I went to Adam Myerson’s CX skills clinic, and that helped me feel way more prepared and excited – and like I actually knew the basic components of the sport. I definitely tripped on a barrier or two, and I enjoyed the look of confusion on nearby track kids’ faces as we ran along the side of the hill with bikes on our shoulders. I’m super glad I decided to go for it and sign up for a race after that. Orchard Cross was a cold, rainy, and muddy affair, but I loved navigating through the apple trees and wiggling around on the pump track – also chasing Devin around to try to give him a wheel after his epic flat in his race. The race was tiring and a bit scary and also super fun! It’s been a blast getting to meet the cast of characters that make up the MIT Cycling team. I traveled there with Berk, who had lots of cycling insights to share, and it was fun dragging some adventurous friends along (Devin to the first race, Alejandro to the second).

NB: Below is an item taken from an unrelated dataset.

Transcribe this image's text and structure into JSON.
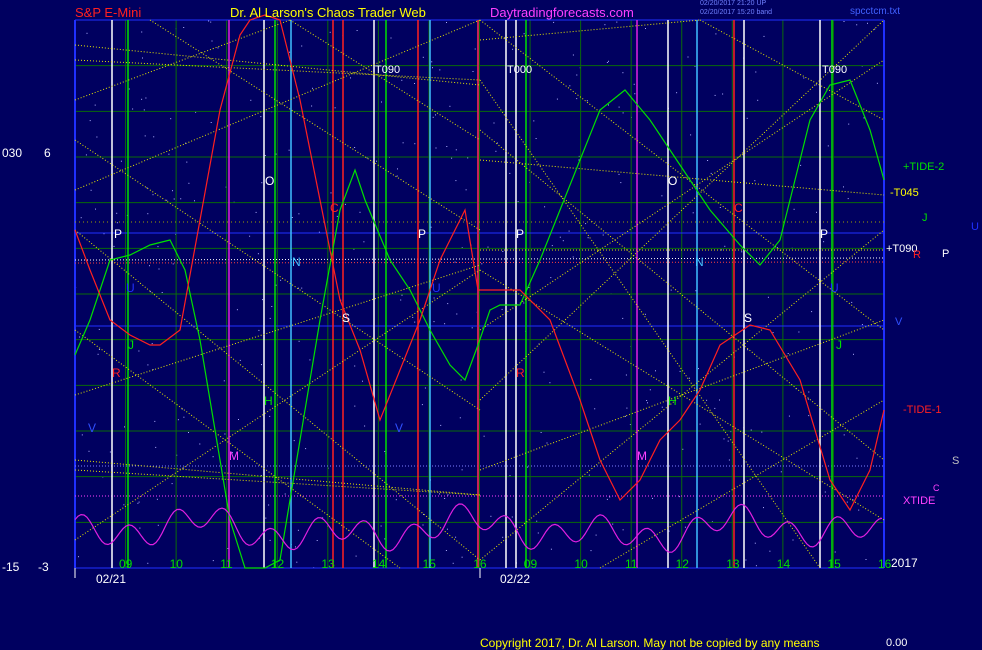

After that first race, I practiced some CX skills with Joanna, Carolyn, Alejandro, and Sarah in a park. While I only got to two races this season, the second one (NoHo) was also super fun. It was great driving up with Emma and Alejandro, and it was exciting to see so many enthusiastic CX people at the race. I definitely lost some ground by being afraid to bike through the banked hairpin around a tree, opting for running straight through that and the run-up instead. I still maybe regret declining the cookie offered to me by heckling teammates on the run-up during the race, but at least I ate a cookie right before my race to “fuel up.” So far, I seem to be more confident running with my bike than actually biking in cross races, so that’s maybe something to work on for next year Thanks to everyone for the fun, tips, and encouragement in my first CX season! What a weird and awesome sport!
Thanks for an awesome season to all our riders! Now the fun is over and it’s back to the trainer until spring arrives!